あのねエッセイ

今月の新刊エッセイ|新藤悦子さん『いのちの木のあるところ』

6月に刊行された『いのちの木のあるところ』は、トルコにある、今も多くの謎に包まれた世界遺産「ディヴリーの大モスクと治癒院」をめぐる人々を描く壮大な歴史物語です。作者の新藤悦子さんに、刊行を記念したエッセイを寄せていただきました。

想像することでしか近づけない

新藤悦子



『いのちの木のあるところ』は、十三世紀のトルコ、ディヴリーという町に残るモスクと治癒院の物語です。
モスクの建築を命じたのはディヴリーの王アフマドシャー、治癒院は王妃トゥーラーン。カバーに描かれた赤毛の馬にまたがるのは王、黒馬の方は王妃です。草原の向こうには褐色の岩山、こんな山間の町に残るモスクと治癒院ですが、トルコでいち早く世界遺産に認定されました。
ちょっとカバーをめくって、表紙の絵を見てください。モスクの入口を飾る冠門です。巨大な石の門にほどこされた浮彫の文様は、ほかに類を見ないもの。大胆にして繊細な浮彫を手がけたのは、天才石工フッレムシャーとされています。
現地でこの冠門を目の当たりにしたときも圧倒されましたが、佐竹美保さんからこの絵を受け取ったときも息をのみました。資料としてお渡しした写真を写し取ったといいます。
「フッレムシャーを描くには、まずこの浮彫を描かないと、と思って」
電話口でさらりといわれ、その姿勢に驚きました。

ディヴリー建築の第一人者、建築史家ドーアン・クバン氏を、イスタンブルのお宅に訪ねたときのことを、佐竹さんに話したことがありました。
「居間の窓からボスフォラス海峡が見えてね、壁には冠門の写真の巨大パネルがかけてあったの。クバン先生は杖をついて入ってくると、パネルの前のソファーに腰をおろして、冠門に向かって両手をひろげてみせたのよ」
「わかる! わたしも光輪の文様を写した絵を拡大コピーして、壁にかけてその前でビール飲んでるもん」
佐竹さん、そこまで惚れ込んでいたとは!
クバン先生もフッレムシャーにぞっこんで、「ガウディのような天才」と絶賛しています。その魅力を伝えるには、研究書では足りず、小説にするしかないと考えたこともあったそうです。
「想像したまえ。想像することでしか、フッレムシャーに近づけない」
クバン先生のいう通り、これほどの浮彫をどんな思いで彫ったのか、フッレムシャーに近づくには想像するしかありませんでした。彼だけでなく、王や王妃、この建築に関わったすべての人の情熱が、どこから生まれ、どのように育まれたのか。想像を重ねることで、わたしはディヴリーの魅力に取りつかれていきました。

佐竹さんもまた取りつかれていました。すべての挿絵を仕上げたあとで、「描き残した気がして」といって、冠門に光輪を彫るフッレムシャーを描いたのです。その後姿はまるで佐竹さんの分身のようで、胸がじわっと熱くなりました。
物語の要ともいえるフッレムシャーですが、アフラート出身ということ以外なにもわかっていません。どんな人物か、なぜディヴリーに来たのか、謎に包まれています。わたしは資料を読み、現地で取材をし、浮彫の写真も穴のあくほど見て、この傑作を生みだしたフッレムシャーに思いを馳せました。

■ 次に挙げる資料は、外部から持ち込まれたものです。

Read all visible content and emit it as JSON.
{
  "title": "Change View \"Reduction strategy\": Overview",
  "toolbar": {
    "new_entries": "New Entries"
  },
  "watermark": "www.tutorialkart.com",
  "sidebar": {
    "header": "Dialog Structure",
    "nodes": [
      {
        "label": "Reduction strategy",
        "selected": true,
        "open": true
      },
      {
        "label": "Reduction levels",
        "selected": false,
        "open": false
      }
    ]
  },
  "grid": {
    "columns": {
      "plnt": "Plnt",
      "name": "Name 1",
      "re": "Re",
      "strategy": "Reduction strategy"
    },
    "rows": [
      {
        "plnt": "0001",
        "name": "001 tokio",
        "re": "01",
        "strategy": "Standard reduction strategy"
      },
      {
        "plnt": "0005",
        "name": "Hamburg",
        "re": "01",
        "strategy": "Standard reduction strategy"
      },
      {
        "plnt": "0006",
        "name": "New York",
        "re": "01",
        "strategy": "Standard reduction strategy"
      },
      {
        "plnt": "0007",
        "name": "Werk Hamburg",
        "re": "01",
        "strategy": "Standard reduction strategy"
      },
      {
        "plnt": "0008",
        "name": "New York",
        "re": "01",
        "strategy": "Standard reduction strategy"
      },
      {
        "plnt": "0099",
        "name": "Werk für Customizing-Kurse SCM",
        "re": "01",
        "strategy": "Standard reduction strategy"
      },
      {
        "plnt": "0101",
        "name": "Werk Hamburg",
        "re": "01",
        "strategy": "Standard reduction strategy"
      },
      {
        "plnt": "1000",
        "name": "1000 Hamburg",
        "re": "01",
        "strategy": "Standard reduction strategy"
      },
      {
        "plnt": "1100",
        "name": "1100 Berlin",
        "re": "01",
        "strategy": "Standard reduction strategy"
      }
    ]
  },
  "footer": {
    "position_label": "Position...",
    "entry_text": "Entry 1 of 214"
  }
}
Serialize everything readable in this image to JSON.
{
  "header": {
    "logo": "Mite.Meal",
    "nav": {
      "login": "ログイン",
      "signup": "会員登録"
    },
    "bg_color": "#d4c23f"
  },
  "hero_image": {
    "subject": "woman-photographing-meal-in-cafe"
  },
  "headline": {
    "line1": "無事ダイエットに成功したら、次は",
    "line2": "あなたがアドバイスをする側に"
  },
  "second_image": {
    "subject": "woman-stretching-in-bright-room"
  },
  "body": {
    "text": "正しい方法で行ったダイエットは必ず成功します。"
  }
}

いっぽう佐竹さんは、浮彫を写し描くことで、フッレムシャーに近づいていったのです。


 

新藤悦子 (しんどうえつこ)
●1961年生まれ。津田塾大学国際関係学科卒業。トルコなど中近東に関する著作に、『羊飼いの口笛が聴こえる』(朝日新聞社)『チャドルの下から見たホメイニの国』(新潮社)『トルコ風の旅』(東京書籍)などがある。『青いチューリップ』(講談社)で日本児童文学者協会新人賞受賞後は児童書作家としても活躍、『手作り小路のなかまたち』『スプーンは知っている』(以上、講談社)『イスタンブルで猫さがし』『アリババの猫がきいている』(以上、ポプラ社)などの著作がある。